Vingt minutes plus tard, il jeta négligemment le dossier sur la table de son salon et fila vers la cuisine. Mit un plat directement du congelo au micro-ondes. On verrait demain pour manger sain et équilibré. Puis s'empressa de remplir la gamelle de son chat qui ne faisait que le suivre et s'enrouler autour de ses jambes en miaulant, affamé.

Une fois son plateau prêt, il s'affala dans son canapé et zappa de longues minutes avant de trouver un programme digne de ce nom tout en dégustant tranquillement son repas. Vint le second moment tant attendu, la douche sous laquelle il resta un bon moment jusqu'à délasser complètement ses muscles noués.

Ceint simplement d'une serviette, il passa au salon récupérer les papiers qu'il avait négligé délibérément jusque là et alla s'installer au lit, bien calé contre ses oreillers, pour enfin prendre connaissance du contenu.

D'abord le rapport, détaillant la découverte du corps, une balle entre le deux yeux. Plutôt bien visé. Pas facile à réaliser et difficile de croire à un coup de bol. La main coupée, semblait-il pour récupérer une mallette. Le mobile ? Sûrement. L'arme n'avait pas été retrouvée.

Autre trouvaille aux alentours de la scène du crime, une carte de bibliothèque appartenant au jeune disparu, aperçu lors de sa fuite et pris en chasse par les policiers justement en patrouille dans une rue parallèle et qui étaient accouru au coup de feu.

La déposition du père. Ce dernier ne comprenait pas pourquoi son fils avait disparu. Ce dernier n'avait jamais tenu une arme de sa vie, n'avait aucune raison de voler cet homme et encore moins de le tuer. Son fils serait incapable de faire du mal intentionnellement. Elève consciencieux, sportif, un groupe d'amis fidèles, pas d'ennemis ni de problèmes connus. Pas d'antécédent délinquant. L'enfant modèle quoi.

Chase laissa choir le papier à côté de lui et dévisagea enfin le garçon sur le portrait couleur. Un joli petit mec semblait-il. Châtain, les yeux bleus, 17 ans et 1,77 mètre -selon le rapport-, bien bâti selon l'autre photo qu'il avait en sa possession où l'on pouvait l'apercevoir, souriant, lors d'un tournoi. En d'autres circonstances et un peu plus vieux, il aurait été tout à fait son genre.

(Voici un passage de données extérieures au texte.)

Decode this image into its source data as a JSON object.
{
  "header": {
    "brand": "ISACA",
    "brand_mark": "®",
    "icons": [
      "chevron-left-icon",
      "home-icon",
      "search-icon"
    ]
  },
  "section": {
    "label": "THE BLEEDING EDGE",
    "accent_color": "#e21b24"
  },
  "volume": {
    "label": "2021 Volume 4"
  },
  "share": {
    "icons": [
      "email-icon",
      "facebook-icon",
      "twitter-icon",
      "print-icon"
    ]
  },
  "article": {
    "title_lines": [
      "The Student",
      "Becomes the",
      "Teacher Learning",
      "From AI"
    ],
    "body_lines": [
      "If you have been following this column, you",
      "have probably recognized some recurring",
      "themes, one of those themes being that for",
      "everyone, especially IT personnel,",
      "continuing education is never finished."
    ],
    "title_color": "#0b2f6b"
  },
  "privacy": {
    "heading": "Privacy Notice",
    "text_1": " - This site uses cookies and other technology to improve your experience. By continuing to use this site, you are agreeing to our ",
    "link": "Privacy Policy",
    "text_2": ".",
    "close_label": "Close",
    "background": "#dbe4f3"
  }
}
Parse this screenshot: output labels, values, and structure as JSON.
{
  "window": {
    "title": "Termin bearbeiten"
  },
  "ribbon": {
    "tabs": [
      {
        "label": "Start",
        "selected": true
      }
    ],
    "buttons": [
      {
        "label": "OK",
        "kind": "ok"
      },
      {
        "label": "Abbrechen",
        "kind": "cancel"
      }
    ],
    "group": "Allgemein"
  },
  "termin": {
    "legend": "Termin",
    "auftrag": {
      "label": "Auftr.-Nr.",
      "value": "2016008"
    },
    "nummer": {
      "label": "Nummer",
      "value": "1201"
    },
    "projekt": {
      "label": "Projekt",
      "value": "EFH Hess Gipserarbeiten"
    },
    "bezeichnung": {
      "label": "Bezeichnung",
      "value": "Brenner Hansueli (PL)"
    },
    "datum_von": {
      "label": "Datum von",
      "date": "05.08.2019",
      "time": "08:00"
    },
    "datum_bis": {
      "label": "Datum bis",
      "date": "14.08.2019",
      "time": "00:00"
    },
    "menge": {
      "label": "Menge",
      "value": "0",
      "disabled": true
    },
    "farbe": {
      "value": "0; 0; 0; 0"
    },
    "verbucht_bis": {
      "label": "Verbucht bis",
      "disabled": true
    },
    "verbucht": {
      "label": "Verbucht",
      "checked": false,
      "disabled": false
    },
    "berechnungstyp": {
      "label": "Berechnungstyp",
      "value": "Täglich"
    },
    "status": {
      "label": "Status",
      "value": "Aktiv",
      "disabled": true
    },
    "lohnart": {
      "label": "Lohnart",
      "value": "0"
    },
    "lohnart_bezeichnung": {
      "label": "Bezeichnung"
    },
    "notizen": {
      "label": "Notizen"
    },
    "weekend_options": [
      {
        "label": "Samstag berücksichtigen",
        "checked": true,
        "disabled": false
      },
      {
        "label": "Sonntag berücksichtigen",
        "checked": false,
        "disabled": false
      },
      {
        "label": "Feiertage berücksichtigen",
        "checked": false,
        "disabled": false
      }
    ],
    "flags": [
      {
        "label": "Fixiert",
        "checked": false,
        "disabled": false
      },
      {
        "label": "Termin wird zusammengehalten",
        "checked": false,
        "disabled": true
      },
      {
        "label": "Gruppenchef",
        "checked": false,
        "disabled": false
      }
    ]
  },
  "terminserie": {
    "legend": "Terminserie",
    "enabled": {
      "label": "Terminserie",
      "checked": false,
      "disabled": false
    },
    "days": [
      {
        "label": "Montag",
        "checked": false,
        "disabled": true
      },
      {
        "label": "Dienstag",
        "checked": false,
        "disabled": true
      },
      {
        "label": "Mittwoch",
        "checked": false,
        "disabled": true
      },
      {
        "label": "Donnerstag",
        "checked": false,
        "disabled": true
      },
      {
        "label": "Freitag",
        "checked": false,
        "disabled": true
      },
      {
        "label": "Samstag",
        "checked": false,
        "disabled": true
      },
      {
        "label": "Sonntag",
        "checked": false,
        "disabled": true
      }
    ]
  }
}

Toujours est-il qu'à la fin de sa lecture, lui non plus n'entrevoyait pas trop la motivation du jeune homme à s'en prendre à ce passant. Pour quelqu'un qui à priori ne savait pas tirer, c'était un coup de maître, en une seule fois de plus ! Mais pourquoi avait-il pris la fuite s'il n'était pas coupable ?

Dès demain, il allait rencontrer en priorité le paternel et ses meilleurs amis, puis faire un tour à son lycée et son club sportif faire un petit sondage sur la personnalité du jeune homme, auprès de ses camarades et de ses professeurs.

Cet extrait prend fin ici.